Furthermore, Chinese courts typically verify the authenticity of copies of documents and evidence submitted during oral hearings. If these documents have not been duly notarized and legalized, then courts cannot be certain they are genuine.
When these cases reach court, the outcome is crucial for both parties involved. The judge’s ruling can determine whether a patent remains valid or not and have an immense effect on the future of the invention.
This is a serious issue, and it can have severe financial repercussions for businesses. Furthermore, infringing upon patent rights may bring about severe sanctions.
Another issue with court decisions is their tendency to favor certain sectors or companies over others. This is especially true in cases where state-owned assets are involved, as the Chinese government has a keen interest in safeguarding its citizens’ interests.
In one instance, the Beijing IP Court sided with a state-owned enterprise over an American company even though both were engaged in similar technology. This is because the former could demonstrate more R&D capacity abroad than its rival.
While the Chinese government is striving to support its own companies, it’s a worrying sign that Chinese firms are using courts to invalidate the IP of other companies – especially those outside their home country. Such rulings could severely hamper an industry’s development and innovation potential, having an immense effect on global markets.
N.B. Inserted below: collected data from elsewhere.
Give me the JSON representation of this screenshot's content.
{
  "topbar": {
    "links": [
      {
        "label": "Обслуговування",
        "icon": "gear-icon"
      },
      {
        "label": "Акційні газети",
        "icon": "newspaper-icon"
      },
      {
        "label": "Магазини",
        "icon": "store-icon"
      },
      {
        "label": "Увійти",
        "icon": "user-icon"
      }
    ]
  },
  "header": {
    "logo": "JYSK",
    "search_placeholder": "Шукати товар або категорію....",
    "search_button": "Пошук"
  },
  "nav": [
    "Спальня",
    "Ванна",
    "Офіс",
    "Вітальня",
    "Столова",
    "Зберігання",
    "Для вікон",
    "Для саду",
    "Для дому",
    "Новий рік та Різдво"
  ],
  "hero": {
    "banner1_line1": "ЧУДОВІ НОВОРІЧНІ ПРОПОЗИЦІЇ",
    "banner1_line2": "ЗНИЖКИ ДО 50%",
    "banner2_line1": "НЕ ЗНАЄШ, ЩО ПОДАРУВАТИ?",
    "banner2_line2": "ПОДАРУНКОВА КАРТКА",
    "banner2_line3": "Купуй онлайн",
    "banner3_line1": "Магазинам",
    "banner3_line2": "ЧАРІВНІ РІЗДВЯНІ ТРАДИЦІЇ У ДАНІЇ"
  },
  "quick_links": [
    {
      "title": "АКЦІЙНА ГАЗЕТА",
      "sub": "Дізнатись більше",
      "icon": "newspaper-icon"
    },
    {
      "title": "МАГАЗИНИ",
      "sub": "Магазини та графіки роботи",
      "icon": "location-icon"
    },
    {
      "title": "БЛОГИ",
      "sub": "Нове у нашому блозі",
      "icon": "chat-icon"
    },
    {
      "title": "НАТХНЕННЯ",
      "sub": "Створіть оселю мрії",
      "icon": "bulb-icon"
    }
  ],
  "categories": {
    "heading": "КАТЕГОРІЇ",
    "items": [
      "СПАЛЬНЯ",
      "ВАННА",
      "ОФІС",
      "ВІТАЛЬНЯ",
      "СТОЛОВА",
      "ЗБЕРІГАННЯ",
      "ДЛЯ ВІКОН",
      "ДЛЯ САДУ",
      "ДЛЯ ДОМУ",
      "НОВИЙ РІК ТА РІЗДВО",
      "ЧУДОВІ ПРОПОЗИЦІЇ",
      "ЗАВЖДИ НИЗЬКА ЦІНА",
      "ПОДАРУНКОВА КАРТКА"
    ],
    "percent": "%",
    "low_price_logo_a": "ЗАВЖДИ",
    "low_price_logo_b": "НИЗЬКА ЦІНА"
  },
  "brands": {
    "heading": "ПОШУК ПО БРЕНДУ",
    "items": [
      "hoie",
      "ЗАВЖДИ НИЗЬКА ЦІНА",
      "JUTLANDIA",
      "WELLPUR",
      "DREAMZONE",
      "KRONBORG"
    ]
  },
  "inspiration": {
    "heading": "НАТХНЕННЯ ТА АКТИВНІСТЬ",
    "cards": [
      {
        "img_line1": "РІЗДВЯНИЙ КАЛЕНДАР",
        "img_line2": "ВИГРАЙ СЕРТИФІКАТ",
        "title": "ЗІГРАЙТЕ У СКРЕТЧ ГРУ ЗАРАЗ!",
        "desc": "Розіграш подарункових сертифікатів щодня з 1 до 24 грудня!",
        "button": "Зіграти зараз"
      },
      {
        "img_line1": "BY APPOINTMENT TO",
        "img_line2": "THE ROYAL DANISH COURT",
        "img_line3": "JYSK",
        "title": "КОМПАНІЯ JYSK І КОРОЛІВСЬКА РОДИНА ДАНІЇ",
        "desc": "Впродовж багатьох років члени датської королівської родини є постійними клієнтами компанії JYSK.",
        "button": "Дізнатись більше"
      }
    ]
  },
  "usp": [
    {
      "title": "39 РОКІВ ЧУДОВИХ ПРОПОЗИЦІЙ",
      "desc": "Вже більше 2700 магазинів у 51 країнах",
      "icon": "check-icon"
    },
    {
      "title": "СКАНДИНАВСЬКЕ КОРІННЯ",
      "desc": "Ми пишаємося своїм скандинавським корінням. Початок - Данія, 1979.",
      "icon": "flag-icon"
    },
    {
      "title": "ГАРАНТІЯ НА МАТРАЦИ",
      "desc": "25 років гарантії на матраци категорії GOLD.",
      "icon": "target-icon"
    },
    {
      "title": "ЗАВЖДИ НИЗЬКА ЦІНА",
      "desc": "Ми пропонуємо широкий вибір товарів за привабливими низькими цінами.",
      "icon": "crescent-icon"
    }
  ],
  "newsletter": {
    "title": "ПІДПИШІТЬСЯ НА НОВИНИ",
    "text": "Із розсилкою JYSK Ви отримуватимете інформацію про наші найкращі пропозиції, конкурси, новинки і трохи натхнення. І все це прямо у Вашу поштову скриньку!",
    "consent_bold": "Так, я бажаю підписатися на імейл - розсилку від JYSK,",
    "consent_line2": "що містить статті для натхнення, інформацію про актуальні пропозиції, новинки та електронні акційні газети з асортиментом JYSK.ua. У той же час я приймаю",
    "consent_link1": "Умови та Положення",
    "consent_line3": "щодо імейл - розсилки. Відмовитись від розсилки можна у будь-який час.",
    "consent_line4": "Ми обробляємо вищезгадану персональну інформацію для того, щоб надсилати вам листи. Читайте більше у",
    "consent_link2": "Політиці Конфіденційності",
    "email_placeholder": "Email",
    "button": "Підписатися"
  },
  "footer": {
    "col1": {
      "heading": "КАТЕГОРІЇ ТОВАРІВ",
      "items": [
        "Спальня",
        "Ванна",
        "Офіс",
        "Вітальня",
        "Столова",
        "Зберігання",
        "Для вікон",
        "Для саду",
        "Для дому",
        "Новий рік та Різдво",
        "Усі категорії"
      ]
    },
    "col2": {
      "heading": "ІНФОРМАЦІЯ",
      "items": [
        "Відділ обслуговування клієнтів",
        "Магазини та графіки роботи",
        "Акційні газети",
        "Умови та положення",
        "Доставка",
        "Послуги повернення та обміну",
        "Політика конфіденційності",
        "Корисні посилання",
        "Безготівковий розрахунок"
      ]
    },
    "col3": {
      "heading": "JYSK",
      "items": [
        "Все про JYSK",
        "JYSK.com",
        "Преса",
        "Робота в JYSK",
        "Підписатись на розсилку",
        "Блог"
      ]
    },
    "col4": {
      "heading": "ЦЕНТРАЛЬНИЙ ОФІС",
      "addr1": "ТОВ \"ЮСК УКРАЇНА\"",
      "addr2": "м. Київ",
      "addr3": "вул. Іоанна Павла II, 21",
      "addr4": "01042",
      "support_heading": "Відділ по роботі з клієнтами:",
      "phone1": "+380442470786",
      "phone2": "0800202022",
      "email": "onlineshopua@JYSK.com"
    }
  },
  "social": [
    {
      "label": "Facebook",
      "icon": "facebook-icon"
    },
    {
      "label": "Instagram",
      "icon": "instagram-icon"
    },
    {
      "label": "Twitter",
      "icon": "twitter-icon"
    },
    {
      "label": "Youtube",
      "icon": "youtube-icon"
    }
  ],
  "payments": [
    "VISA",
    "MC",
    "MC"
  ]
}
China is the dominant producer of many electronic devices – 8 out of 10 of the world’s biggest smartphones are made there, and 33% of 5G telecom equipment too. But much of their technology was invented by companies across North America, Europe, and beyond.
China’s patent invalidation and theft of technology have global repercussions, leaving the United States and other countries vulnerable to theft of their own technologies. Furthermore, this practice has caused numerous trade disputes and caused immense economic harm to our economy.
According to Navarro, China uses up to 50 measures to meet its six strategic objectives: protecting Chinese markets from import competition, expanding market share globally, safeguarding core resources and manufacturing industries, dominating traditional manufacturing, acquiring advanced technologies, and developing emerging high-tech industries (Hudson Institute, 2018). These include consumer boycotts, excessive inspections, directives, administrative holdups at customs, and judicial retaliation (The Economist 2019; Hudson Institute 2018).
When DuPont Co.’s Shanghai office reported suspected IPR violations by its Chinese partner, the state used a variety of levers to seize DuPont’s property and use it for their own commercial gain. Chinese police raided the company’s office, demanded passwords and printed documents, and intimidated employees in an effort to prevent them from asserting their intellectual property rights.
In addition to seizing technology, China is using its courts to manipulate the outcomes of IPR disputes between foreign firms and Chinese corporations. This is an intricate strategy involving intelligence agencies, police, and the military that extends beyond infringement cases.
It is unclear how much of this retaliation is legal, but China has made strides toward modernizing its court system with technology and innovation. For instance, China’s Supreme People’s Court has created an “internet court” that utilizes chatbots, facial recognition technology, and blockchain-based systems for evidence assessment. While these technologies have potential commercial applications, they may not yet have replaced traditional courts completely.